In a move that jolted currency markets, the Swiss National Bank, the European nation’s central bank, pledged this week to drive down the value of its currency, the Swiss franc. The move was prompted by the rising value of the franc against the euro, a trend that has pummeled Swiss exporters.
While the move makes sense for the embattled nation, the question is whether it will unleash similar moves by other besieged export-dependent countries. If it does, the world risks a round of competitive interventions that will only end badly.
While Europe’s main currency, the euro, has taken a beating in recent years as member economies battle their financial demons, the Swiss franc has climbed inexorably in value, appreciating more than 16 percent against a basket of nine major peers this year.
Over the same time against the same set of currencies, the euro fell 1.3 percent and the dollar tumbled 12 percent. Over the past year, the value of the franc increased 16 percent against the euro and 30 percent against the dollar.
For a country dependent on exports, that is deadly. A little more than one-third (35 percent) of the nearly $700 billion Swiss economy comes from exports; the sector employes several hundred thousand people.
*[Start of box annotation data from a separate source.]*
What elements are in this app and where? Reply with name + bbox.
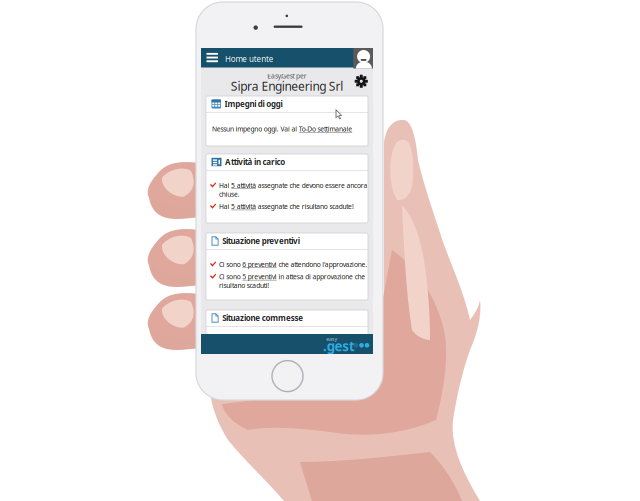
staticText: Situazione preventivi: [222, 236, 300, 246]
button[interactable]: Home utente: [201, 48, 373, 68]
button[interactable]: Impegni di oggi: [206, 96, 368, 146]
staticText: .gest: [323, 337, 355, 355]
button[interactable]: Attività in carico: [206, 154, 368, 223]
button[interactable]: Situazione commesse: [206, 310, 368, 350]
staticText: Nessun impegno oggi. Vai al To-Do settim…: [212, 125, 352, 134]
staticText: easy: [326, 336, 338, 343]
staticText: Ci sono 6 preventivi che attendono l'app…: [219, 260, 367, 269]
staticText: Ci sono 5 preventivi in attesa di approv…: [219, 272, 365, 290]
staticText: Situazione commesse: [222, 313, 303, 323]
staticText: Sipra Engineering Srl: [231, 78, 343, 94]
staticText: Home utente: [225, 54, 274, 64]
staticText: Impegni di oggi: [225, 99, 282, 109]
button[interactable]: Settings: [352, 72, 370, 90]
button[interactable]: Situazione preventivi: [206, 233, 368, 300]
staticText: Hai 5 attività assegnate che devono esse…: [219, 181, 368, 199]
staticText: Easy.Gest per: [267, 72, 307, 80]
staticText: Attività in carico: [225, 157, 285, 167]
staticText: Hai 5 attività assegnate che risultano s…: [219, 202, 354, 211]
An economics think tank forecast a loss of 20,000 jobs if the currency’s rise was not abated.
The more expensive franc also bruises the tourism industry: In July, overnight stays by tourists were down 4 percent compared with the previous year.
The Swiss government anticipates slower growth next year: The economy will expand 1.5 percent in 2012, down from 2.1 percent in 2011 and 2.7 percent the year before. (By contrast, Credit Suisse forecasts 1.9 percent growth this year.)
In this situation, the Swiss National Bank’s pronouncement that the strong franc “poses an acute threat to the Swiss economy” makes perfect sense. Its announcement Tuesday that it “will no longer tolerate” an exchange rate below 1.20 francs to the euro, and “will enforce this minimum rate with the utmost determination and is prepared to buy foreign currency in unlimited quantities,” is more surprising.
The Swiss National Bank has a history of currency intervention — again that makes sense for a country that is so dependent on foreign trade. But the commitment to buy “unlimited quantities” is a stiff challenge to a global currency market that trades $4 trillion a day. Still, the move had an immediate effect. The value of the franc fell by more than 8 percent immediately after the announcement.
Whether it sustains the trajectory is another issue. The Swiss National Bank can, as a national bank, print as much currency as it needs to discourage those who want to hold Swiss francs as a safe haven at a time of global financial turbulence and uncertainty. The downside is that such a move risks inflation. (That also erodes the image of the franc as a safe haven, but few prospects unnerve central bankers more than that of inflation.)
The move is increasing pressure on the currencies of Norway and Sweden, which are also seen as safe havens. The Norwegian krone has already strengthened 4.5 percent against that same basket of nine currencies this year, and the country’s finance minister and central bank governor have said that they will act to counter currency appreciation that hurts Norway’s exports — although the governor did rule out direct intervention like that of Switzerland. On Tuesday, the krone hit its highest level against the euro since February 2003, while Sweden’s currency also strengthened.
Other countries may be tempted to follow suit. Japan is battling a soaring yen which is knocking the breath out of exporters. The country last month spent ¥4.51 trillion ($58 billion) on yen sales, the biggest intervention in any month since 2004. The government has said that it will focus on the dangers of the rising yen at the meeting of G-7 finance ministers and central bank governors this week in France.
While Japan could copy the Swiss decision to print unlimited amounts of yen, the decision would have a much greater impact on the global economy: Japan is the third largest economy in the world, Switzerland is “just” 19th.
Moreover, Japanese exporters are bruised but not badly hurt. Most observers expect that they can weather a tighter squeeze — although it will not be comfortable.
The biggest reason Japan will not copy the Swiss is that it could encourage yet other countries to embrace currency manipulation to help their own economy. The prospect of a currency war is real, especially if manipulators can point to the world’s third largest economy as doing the same thing.
Brazil is watching developments closely as it struggles with the effects of its currency appreciating 40 percent since 2008.
The biggest question mark is China. It has come under mounting pressure to let its currency appreciate — which it has — but the government in Beijing is making the process as slow as possible to mitigate the negative impact on its own economy. That is understandable from a Chinese perspective, but if it encourages other nations to take similar action, then the pursuit of self-interest could threaten collective destruction.
While we are sympathetic to Switzerland’s decision, we worry — greatly — about the potential consequences.